Testimonianze di ex spacciatori, racconti di relazioni poligame e poliamorose, interviste fatte in carcere su tematiche importanti per la società, festival di musica semi sconosciuti, Vice è stato l’apripista di una comunicazione nuova (e online) fatta dai giovani per i giovani. Purtroppo, però, dopo il boom iniziale a metà degli anni Novanta, Vice sarebbe già da qualche anno alla ricerca di nuovi investitori per evitare la bancarotta, impresa che fino ad oggi, secondo Il Post, non ha avuto successo. C’è chi sospetta che il crollo della rivista sia dovuto alla forte concorrenza, chi sostiene che Vice faticherebbe a stare al passo con i nuovi media e chi, più in generale, punta il dito su presunti investimenti “troppo vasti” sempre in campo digital. Tra le teorie più affidabili c’è la testimonianza dell’ex direttore di Vice News Italia Valerio Bassan rilasciata per SkyTg24, secondo cui a dare la mazzata alla società canadese sarebbe stato senza ombra di dubbio l’avvento delle piattaforme social. É curioso pensare che un magazine come Vice, che ha fatto dell’online il proprio marchio di fabbrica, fatichi a restare al passo con i cambiamenti delle piattaforme. Eppure anche per un altro sito web d’informazione, BuzzFeed, il mondo social ha determinato la chiusura della sua divisione “News”.
Dove risiedano effettivamente tutte le motivazioni di questo presunto fallimento è ancora un mistero, quello che resta è un forte sconforto da parte di chi aveva trovato in Vice un punto di riferimento in materia di documentazione e comunicazione. Seria, affidabile e senza peli sulla lingua. L’arrivo di Vice a Milano nel lontano 2006 aveva portato con sé un’ondata di freschezza nel mondo del giornalismo italiano, veicolando dei contenuti di grande qualità che pian piano da una nicchia di lettori sono arrivati alla visibilità di un grande pubblico. Se il magazine chiude è un problema, non solo per i suoi accaniti lettori ma sopratutto per una società che già leggeva poco e che oggi si troverà a leggere poche cose e fatte pure male. Perché diciamocelo, in Italia il giornalismo si divide fra quello di cronaca e quello dei paparazzi, in cui il più delle volte è il secondo ad avere la meglio. Certo di blog, influencer e magazine che sono stati (volenti o nolenti) addottrinati dalla “mamma Vice” ce ne sono, ma la chiusura della rivista canadese segnerebbe inesorabilmente la fine di un’era, quella di un giornalismo interessato alle cose che spesso stanno ai margini, accattivante e pure tremendamente estetico.
Se è vero come diceva Chambers che “siamo quello che leggiamo”, allora forse siamo un po’ vuoti, perché se preferiamo essere sempre aggiornati sui possibili intrallazzi fra gli attori di Mare Fuori e non ce ne frega niente di leggere testimonianze di persone vere che stanno dietro ad un carcere, c’è un problema di fondo.
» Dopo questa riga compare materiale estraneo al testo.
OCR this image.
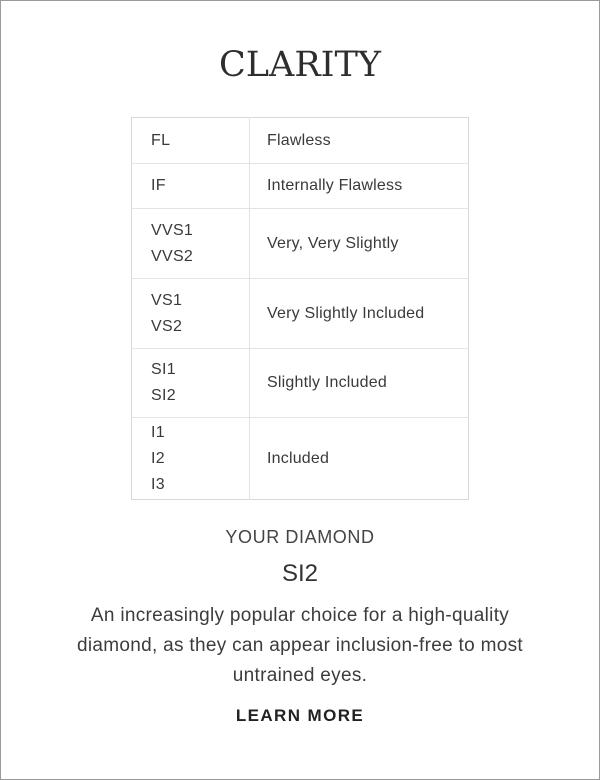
CLARITY
FL	Flawless

IF	Internally Flawless

VVS1
VVS2	Very, Very Slightly

VS1
VS2	Very Slightly Included

SI1
SI2	Slightly Included

I1
I2
I3	Included
YOUR DIAMOND
SI2
An increasingly popular choice for a high-quality diamond, as they can appear inclusion-free to most untrained eyes.
LEARN MORE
La grandezza di Vice consiste nel far porre delle domande, nella capacità di informare i lettori su storie poco conosciute o su fatti di cronaca e di politica scritti semplicemente in maniera diversa, curata e autentica. Non ci resta che sperare che tutto il lavoro fatto in questi anni non vada sprecato e che arrivi un buon samaritano a salvare Vice oramai sull’orlo del precipizio.